More than words can describe

By | January 27, 2010


Anna Zizi gets a drink of water after members of a Mexican search-and- rescue team pulled her alive Jan. 19 from the rubble in Port-au-Prince, Haiti, after the devastating Jan. 12 earthquake. (Catholic News Service | Paul Jeffrey)

Jeffrey shot a series of photographs as rescuers extricated Zizi from the rubble, but the most powerful image was a tight shot of Zizi’s face, covered with dust and debris. Now free from the piles of broken metal and concrete, her eyes were shut and mouth open as she lay on a cot, sipping water from a plastic bottle.

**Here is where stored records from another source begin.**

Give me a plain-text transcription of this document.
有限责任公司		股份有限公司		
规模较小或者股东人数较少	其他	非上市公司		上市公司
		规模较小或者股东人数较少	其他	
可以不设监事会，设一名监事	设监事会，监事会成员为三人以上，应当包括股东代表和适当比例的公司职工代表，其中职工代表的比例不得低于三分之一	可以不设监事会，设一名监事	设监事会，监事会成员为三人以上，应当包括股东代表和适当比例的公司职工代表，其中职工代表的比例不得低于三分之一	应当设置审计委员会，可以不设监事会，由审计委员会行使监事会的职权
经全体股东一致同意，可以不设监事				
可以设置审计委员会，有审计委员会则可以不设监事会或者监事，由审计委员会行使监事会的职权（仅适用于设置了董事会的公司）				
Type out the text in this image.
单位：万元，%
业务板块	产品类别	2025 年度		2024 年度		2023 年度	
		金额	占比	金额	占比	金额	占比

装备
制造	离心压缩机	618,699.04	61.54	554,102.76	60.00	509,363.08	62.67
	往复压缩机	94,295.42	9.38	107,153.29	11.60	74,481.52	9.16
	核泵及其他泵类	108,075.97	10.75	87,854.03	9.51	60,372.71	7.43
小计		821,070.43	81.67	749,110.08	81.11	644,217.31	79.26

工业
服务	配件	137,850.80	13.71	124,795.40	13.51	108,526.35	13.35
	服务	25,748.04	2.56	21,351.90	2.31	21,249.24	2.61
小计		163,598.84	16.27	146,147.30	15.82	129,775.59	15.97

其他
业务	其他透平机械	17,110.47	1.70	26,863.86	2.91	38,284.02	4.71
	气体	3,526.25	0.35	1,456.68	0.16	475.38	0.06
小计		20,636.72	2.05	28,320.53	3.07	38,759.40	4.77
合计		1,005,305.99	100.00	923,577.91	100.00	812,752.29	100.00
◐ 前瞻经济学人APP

The frame, in perfect focus, suggested to viewers the terrible ordeal that Zizi must have experienced. First, the ground shaking violently underneath her feet as she stood, sat or kneeled somewhere inside the cathedral. Then the sound of objects falling from the walls and finally the walls themselves caving in on her.

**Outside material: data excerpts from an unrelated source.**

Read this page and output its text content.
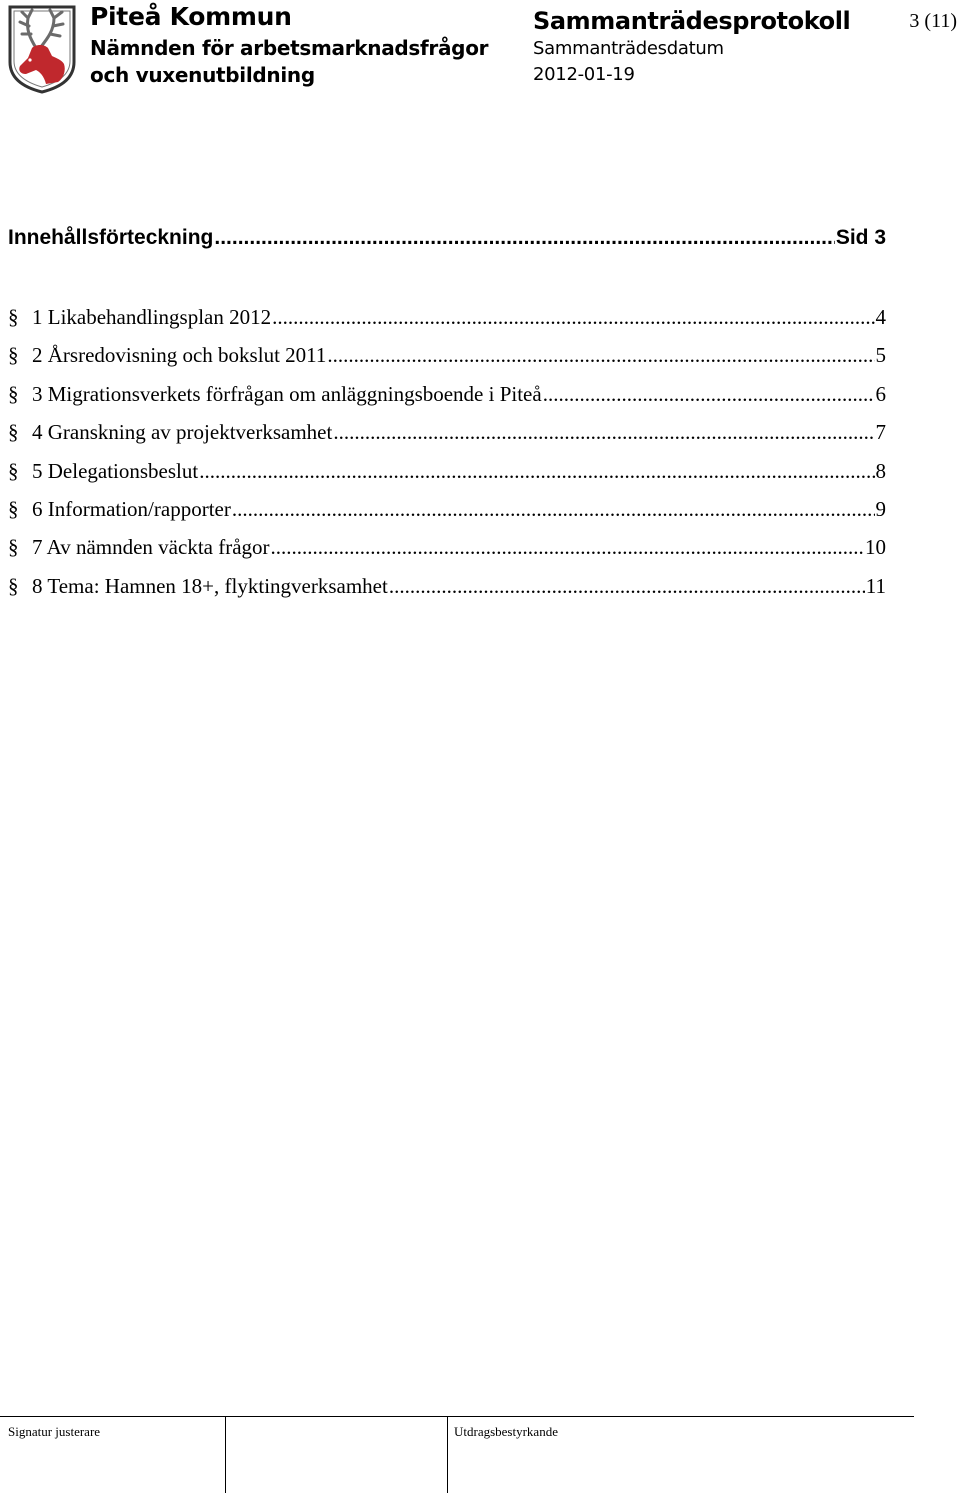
Piteå Kommun
Nämnden för arbetsmarknadsfrågor
och vuxenutbildning
Sammanträdesprotokoll
Sammanträdesdatum
2012-01-19
3 (11)
Innehållsförteckning .....	Sid 3
§ 1 Likabehandlingsplan 2012 .....	4
§ 2 Årsredovisning och bokslut 2011 .....	5
§ 3 Migrationsverkets förfrågan om anläggningsboende i Piteå .....	6
§ 4 Granskning av projektverksamhet .....	7
§ 5 Delegationsbeslut .....	8
§ 6 Information/rapporter .....	9
§ 7 Av nämnden väckta frågor .....	10
§ 8 Tema: Hamnen 18+, flyktingverksamhet .....	11
Signatur justerare	Utdragsbestyrkande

The cries of suffering and death, ringing in her ears for seven days, will likely haunt Zizi for a long time; longer than the injuries to her hip and leg.

But just as the indelible photograph captured the misery experienced by the frail Haitian woman, it also encapsulates hope. Rescuers searched for hours on end, day after day, before finally locating and rescuing Zizi and her fellow survivors. In a subsequent image, Jeffrey photographed the tears of joy on rescuers’ faces. Their enduring hope and prayers were rewarded in the best way possible.

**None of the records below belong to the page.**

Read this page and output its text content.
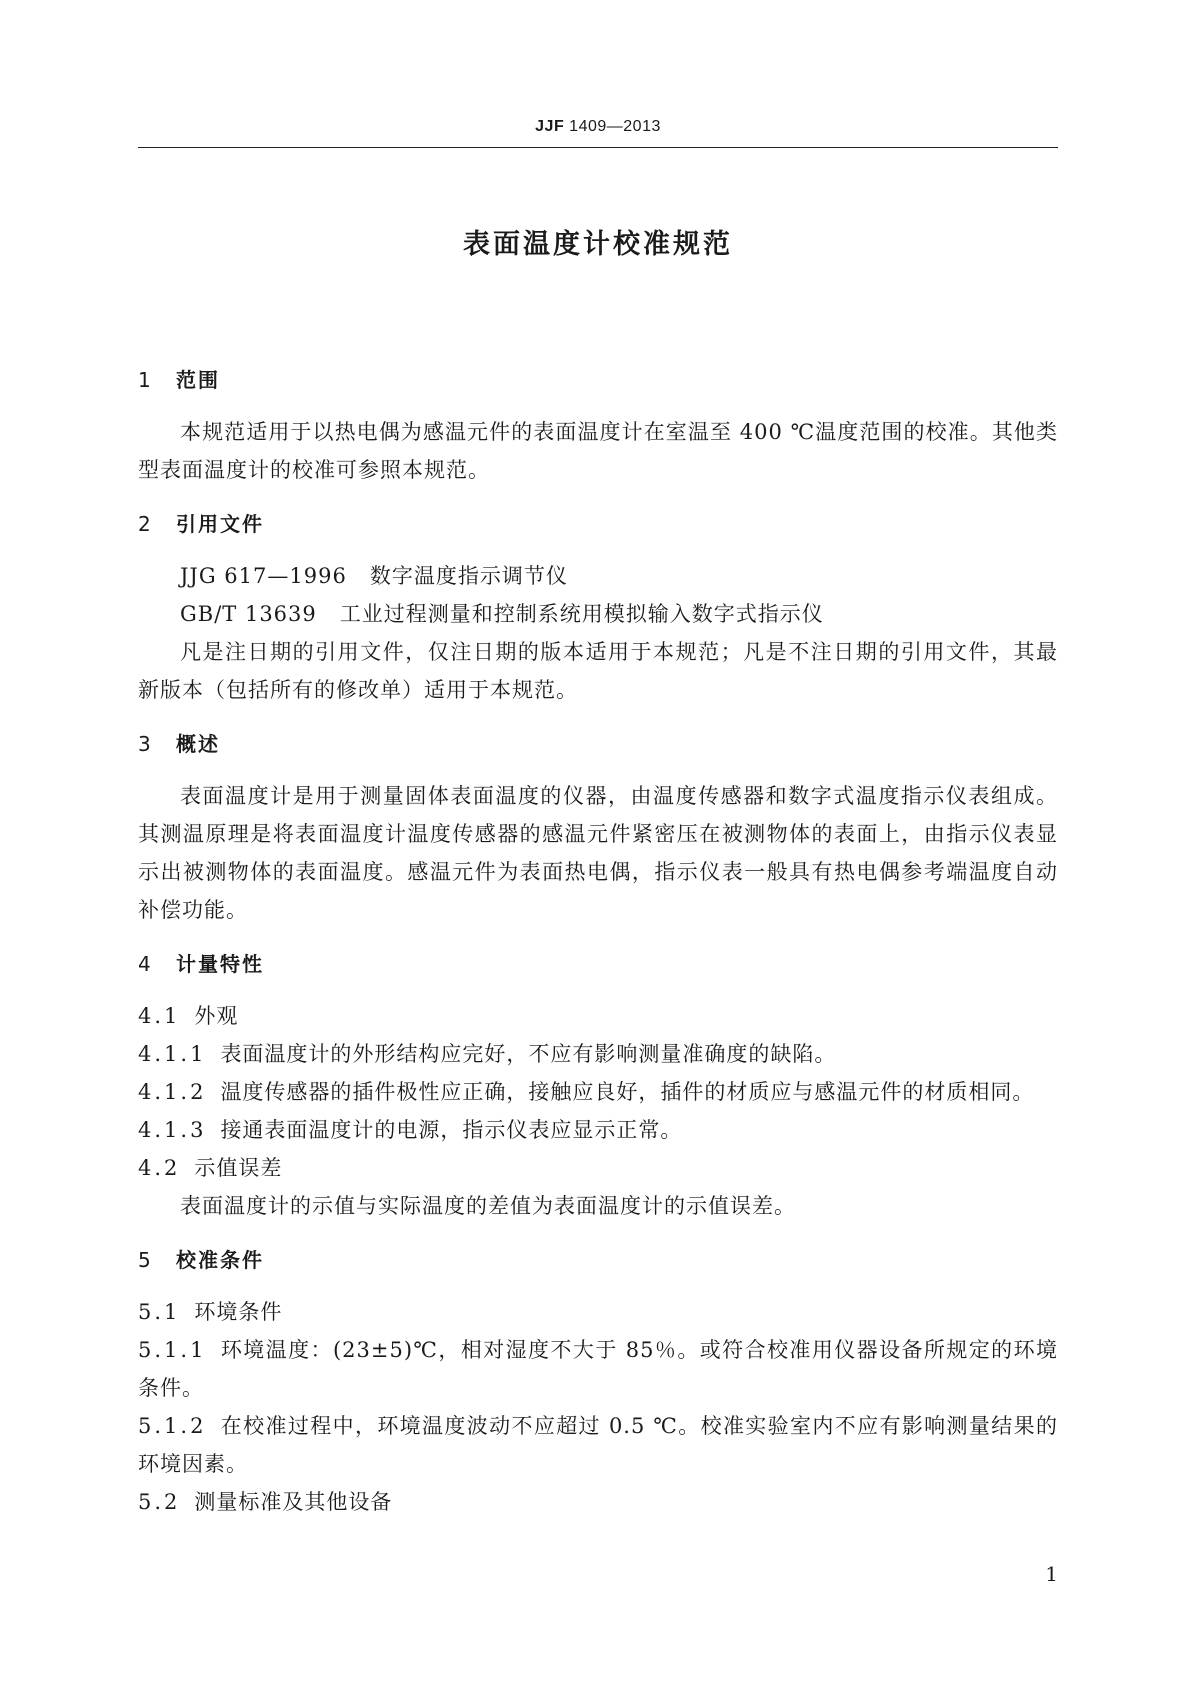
JJF 1409—2013
表面温度计校准规范
1 范围

本规范适用于以热电偶为感温元件的表面温度计在室温至 400 ℃温度范围的校准。其他类型表面温度计的校准可参照本规范。

2 引用文件

JJG 617—1996 数字温度指示调节仪

GB/T 13639 工业过程测量和控制系统用模拟输入数字式指示仪

凡是注日期的引用文件，仅注日期的版本适用于本规范；凡是不注日期的引用文件，其最新版本（包括所有的修改单）适用于本规范。

3 概述

表面温度计是用于测量固体表面温度的仪器，由温度传感器和数字式温度指示仪表组成。其测温原理是将表面温度计温度传感器的感温元件紧密压在被测物体的表面上，由指示仪表显示出被测物体的表面温度。感温元件为表面热电偶，指示仪表一般具有热电偶参考端温度自动补偿功能。

4 计量特性

4.1 外观

4.1.1 表面温度计的外形结构应完好，不应有影响测量准确度的缺陷。

4.1.2 温度传感器的插件极性应正确，接触应良好，插件的材质应与感温元件的材质相同。

4.1.3 接通表面温度计的电源，指示仪表应显示正常。

4.2 示值误差

表面温度计的示值与实际温度的差值为表面温度计的示值误差。

5 校准条件

5.1 环境条件

5.1.1 环境温度：(23±5)℃，相对湿度不大于 85％。或符合校准用仪器设备所规定的环境条件。

5.1.2 在校准过程中，环境温度波动不应超过 0.5 ℃。校准实验室内不应有影响测量结果的环境因素。

5.2 测量标准及其他设备

1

The bottle of water, gently touching Zizi’s dry, cracked lips, symbolizes the relief that the world is now offering to the Haitian people and the hope that, through an unprecedented response and long-term commitment to recovery, this sinfully poor country can escape the shackles of economic and government tyranny that it has endured for two centuries.

From a Christian perspective, the photo is a powerful metaphor on which we can meditate. Numerous Scripture versus can be linked to it, especially the Gospel passage, “I was thirsty and you gave me drink…” (Matthew 25:35). By comforting Zizi (and by extension the Haitian people), we comfort our Lord, Jesus Christ.

According to Catholic News Service, the first words out of Zizi’s mouth, upon being pulled from the debris by rescuers, were, “I love you.”

What more reward do we need to continue giving all we can to help Zizi and the Haitian people as they recover from the nightmare of Jan. 12?